DISCUSSION: “They’d Be Mentally Ill If They Were Happy” June 7, 2024

Picking up on our main post today about how Canada is considering extending the law that legalizes assisted suicide for people who are depressed.  And how suicide prevention counselors work to persuade the suicidal that their lives do have value, even if they are suffering. . . .

Depression can indeed be a mental illness.  It can even be due to a physical illness.  It can also be a perfectly rational and appropriate response to bad things happening in one’s life.  If you lost your job and were abandoned by someone you love, of course you are going to be depressed.  It can also be a matter of mood or personality.  Or sometimes we feel a wave of melancholy that we cannot explain but is just a part of our lives.  Spiritual giants are often put through what has been called a “dark night of the soul.”  The father of the Lutheran Church Missouri Synod, C. F. W. Walther, was plagued by spells of debilitating depression.  So was Martin Luther, who described his depressions with the untranslatable German word Anfechtungen, meaning trials, struggles, despair, testing.

In a brief essay on Luther’s Anfechtungen, Pastor Richard Bucher says this:

After his evangelical breakthrough, Luther understood the positive contribution that his Anfechtungen made to his theology (his understanding of the Gospel). In one of his “Table Talks” Luther once remarked, “I didn’t learn my theology all at once. I had to ponder over it ever more deeply, and my spiritual trials [anfechtungen] were of help to me in this, for one doesn’t learn anything without practice” (LW 54:50). Later, in discussing what makes a true theologian, Luther, following Psalm 119, lists tentatio (spiritual trials, including anfechtungen) as one of the three rules, and calls it the “touchstone” of theology. (LW 34:279-288).

All of this is a buildup to my discussion topic for this weekend.  Nathanael Blake wrote an essay for The Federalist entitled Celebrities’ ‘Misery Chic’ Aesthetic Flows From Their Spiritual Poverty on the dark and depressing themes of much of our popular music, books, and movies today.  He relates that to their bleak and hopeless worldview.  He quotes a tweet by Rev. Hans Fiene, of Lutheran Satire:

“A lot of people who have depression don’t really have mental illness.
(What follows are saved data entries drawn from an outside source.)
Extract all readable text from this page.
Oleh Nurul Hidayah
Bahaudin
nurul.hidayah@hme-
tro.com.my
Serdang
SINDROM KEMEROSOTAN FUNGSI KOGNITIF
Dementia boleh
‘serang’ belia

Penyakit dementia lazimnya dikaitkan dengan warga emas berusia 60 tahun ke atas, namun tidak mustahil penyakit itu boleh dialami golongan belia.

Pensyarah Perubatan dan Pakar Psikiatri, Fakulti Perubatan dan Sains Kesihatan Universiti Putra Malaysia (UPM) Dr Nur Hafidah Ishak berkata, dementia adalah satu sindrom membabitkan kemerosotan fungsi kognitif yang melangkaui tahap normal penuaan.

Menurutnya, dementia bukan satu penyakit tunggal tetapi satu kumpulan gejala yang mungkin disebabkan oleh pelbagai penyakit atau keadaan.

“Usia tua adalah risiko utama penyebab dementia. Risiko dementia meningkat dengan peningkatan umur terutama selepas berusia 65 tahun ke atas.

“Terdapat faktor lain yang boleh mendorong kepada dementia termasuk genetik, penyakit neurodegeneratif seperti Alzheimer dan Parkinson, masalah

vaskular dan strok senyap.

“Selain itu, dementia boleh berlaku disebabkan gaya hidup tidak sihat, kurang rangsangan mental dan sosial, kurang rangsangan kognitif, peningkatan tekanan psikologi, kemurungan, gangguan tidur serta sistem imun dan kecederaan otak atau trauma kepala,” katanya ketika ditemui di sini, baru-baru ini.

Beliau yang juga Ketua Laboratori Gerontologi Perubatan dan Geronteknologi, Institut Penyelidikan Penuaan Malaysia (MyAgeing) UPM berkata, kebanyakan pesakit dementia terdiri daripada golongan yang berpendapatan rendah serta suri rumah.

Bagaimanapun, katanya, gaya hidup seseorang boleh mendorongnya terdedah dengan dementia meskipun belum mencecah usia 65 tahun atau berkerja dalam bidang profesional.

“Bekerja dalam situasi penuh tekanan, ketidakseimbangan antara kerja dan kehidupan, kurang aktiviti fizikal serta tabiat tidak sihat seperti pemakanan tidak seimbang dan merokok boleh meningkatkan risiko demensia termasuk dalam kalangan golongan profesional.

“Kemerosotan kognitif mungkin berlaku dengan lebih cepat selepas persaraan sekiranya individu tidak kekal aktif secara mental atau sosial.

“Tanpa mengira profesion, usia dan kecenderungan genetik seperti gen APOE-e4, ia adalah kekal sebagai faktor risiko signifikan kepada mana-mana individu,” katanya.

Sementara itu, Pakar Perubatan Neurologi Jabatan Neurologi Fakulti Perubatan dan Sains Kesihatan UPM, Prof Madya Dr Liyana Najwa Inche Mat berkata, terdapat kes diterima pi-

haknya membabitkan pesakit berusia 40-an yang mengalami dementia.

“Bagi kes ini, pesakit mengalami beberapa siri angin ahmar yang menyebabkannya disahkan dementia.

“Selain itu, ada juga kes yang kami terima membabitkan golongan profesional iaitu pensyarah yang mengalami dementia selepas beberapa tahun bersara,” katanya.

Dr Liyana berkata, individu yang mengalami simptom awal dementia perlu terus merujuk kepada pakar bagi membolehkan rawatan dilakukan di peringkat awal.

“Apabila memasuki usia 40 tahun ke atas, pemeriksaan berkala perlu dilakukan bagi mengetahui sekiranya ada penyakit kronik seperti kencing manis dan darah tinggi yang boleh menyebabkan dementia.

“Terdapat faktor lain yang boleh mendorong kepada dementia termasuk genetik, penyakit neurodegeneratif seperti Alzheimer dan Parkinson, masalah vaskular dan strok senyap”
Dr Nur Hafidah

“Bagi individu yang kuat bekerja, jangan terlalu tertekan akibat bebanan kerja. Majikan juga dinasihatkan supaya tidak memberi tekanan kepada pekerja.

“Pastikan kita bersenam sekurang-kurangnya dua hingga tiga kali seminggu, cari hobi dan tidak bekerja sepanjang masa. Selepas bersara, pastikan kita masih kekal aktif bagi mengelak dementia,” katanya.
They’re having the appropriate response to leading a life that’s antithetical to happiness. So antithetical, in fact, that they’d be mentally ill if they were happy. If you live a life of solitude, existing only to work for someone who doesn’t care about you, no spouse, no children, no exercise, porn addiction, weed-cope, hostility or apathy towards your God, you need to see a doctor if you feel like you’re crushing it.”

Discuss.

None of these cases, of course, is reason to kill yourself or to go to Canada to get a doctor to do it for you.  The depressed need help, support, solutions to their problems, medication, and faith.